Trading strategy for Gold and Silver Futures, Commodity Market Outlook

GoldGold futures settled higher as the dollar remained weak against the euro but pared some initial gains following the fall in crude oil prices.

Silver futures outperformed Gold in percentage terms as it gained 0.46 percent on COMEX against 0.24 percent rise in gold on COMEX. The rise in precious metals on MCX was higher owing to fall in rupee against the dollar.

IN FOCUS:

Mineral Deposits Limited announced that the third tonne of gold, or 96,450 ounces, has been produced from its newlycommissioned Sabodala Gold Mine in Senegal. MDL remains on track to produce 160,000 ounces of gold in calendar 2009.

The world's largest gold-backed exchange-traded fund, the SPDR Gold Trust, said holdings fell to 1,061.83 tonnes as of Aug. 25, down 4.58 tonnes or 0.4 percent from the previous business day.

The dollar was steady against the euro on Wednesday. The U.S. currency slipped against the euro and yen the day before as upbeat U.S. data and Bernanke's renomination encouraged some investors to buy higher-yielding currencies and assets.

The relationship between gold and the equities market has been increasingly positive. Earlier this year, both the metal and the global stock market had fallen sharply because of deflation worries.

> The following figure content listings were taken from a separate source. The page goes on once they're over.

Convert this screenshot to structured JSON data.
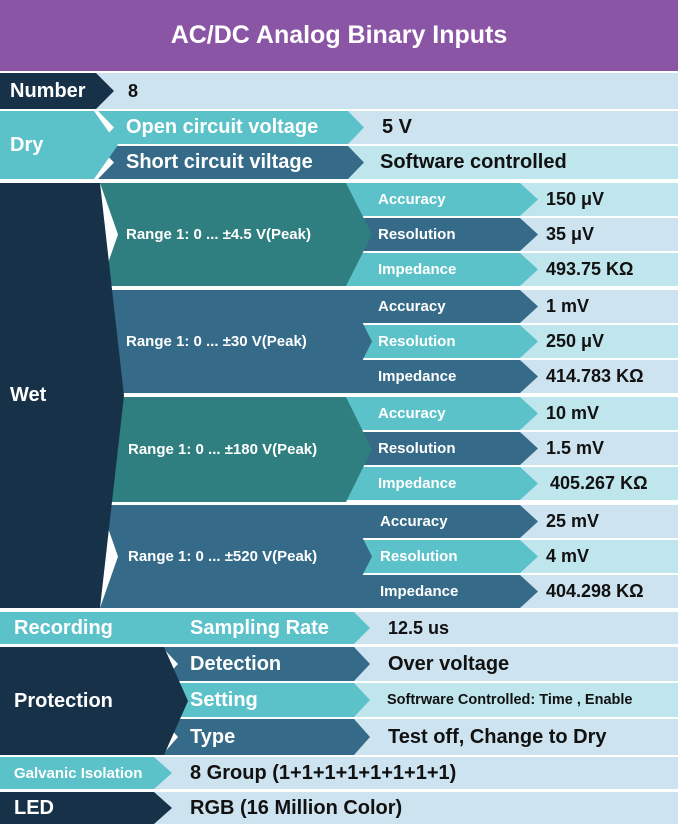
{
  "title": "AC/DC Analog Binary Inputs",
  "number": {
    "label": "Number",
    "value": "8"
  },
  "dry": {
    "label": "Dry",
    "rows": [
      {
        "label": "Open circuit voltage",
        "value": "5 V"
      },
      {
        "label": "Short circuit viltage",
        "value": "Software controlled"
      }
    ]
  },
  "wet": {
    "label": "Wet",
    "ranges": [
      {
        "label": "Range 1: 0 ... ±4.5 V(Peak)",
        "rows": [
          {
            "label": "Accuracy",
            "value": "150 μV"
          },
          {
            "label": "Resolution",
            "value": "35 μV"
          },
          {
            "label": "Impedance",
            "value": "493.75 KΩ"
          }
        ]
      },
      {
        "label": "Range 1: 0 ... ±30 V(Peak)",
        "rows": [
          {
            "label": "Accuracy",
            "value": "1 mV"
          },
          {
            "label": "Resolution",
            "value": "250 μV"
          },
          {
            "label": "Impedance",
            "value": "414.783 KΩ"
          }
        ]
      },
      {
        "label": "Range 1: 0 ... ±180 V(Peak)",
        "rows": [
          {
            "label": "Accuracy",
            "value": "10 mV"
          },
          {
            "label": "Resolution",
            "value": "1.5 mV"
          },
          {
            "label": "Impedance",
            "value": "405.267 KΩ"
          }
        ]
      },
      {
        "label": "Range 1: 0 ... ±520 V(Peak)",
        "rows": [
          {
            "label": "Accuracy",
            "value": "25 mV"
          },
          {
            "label": "Resolution",
            "value": "4 mV"
          },
          {
            "label": "Impedance",
            "value": "404.298 KΩ"
          }
        ]
      }
    ]
  },
  "recording": {
    "label": "Recording",
    "sub_label": "Sampling Rate",
    "value": "12.5 us"
  },
  "protection": {
    "label": "Protection",
    "rows": [
      {
        "label": "Detection",
        "value": "Over voltage"
      },
      {
        "label": "Setting",
        "value": "Softrware Controlled: Time , Enable"
      },
      {
        "label": "Type",
        "value": "Test off, Change to Dry"
      }
    ]
  },
  "galvanic": {
    "label": "Galvanic Isolation",
    "value": "8 Group (1+1+1+1+1+1+1+1)"
  },
  "led": {
    "label": "LED",
    "value": "RGB (16 Million Color)"
  },
  "colors": {
    "header": "#8a55a4",
    "navy": "#173248",
    "teal": "#5cc2ca",
    "blue": "#356b89",
    "green": "#2f7f80",
    "value_bg": "#cde3ef"
  }
}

Gold traders squared positions ahead of expirations of September COMEX gold, silver and copper options, as well as Wednesday's weekly U.S. oil inventory data.

FUNDAMENTAL OUTLOOK:

We expect Gold prices to trade sideways to down during the day as the strength in dollar against the basket of currencies following strong economic data from the U.S. may pressurize gold prices. Silver is likely to follow the trend in industrial metals which it has been doing lately. Silver prices may surge on the line of industrial metals. We recommend going long in Silver on dips.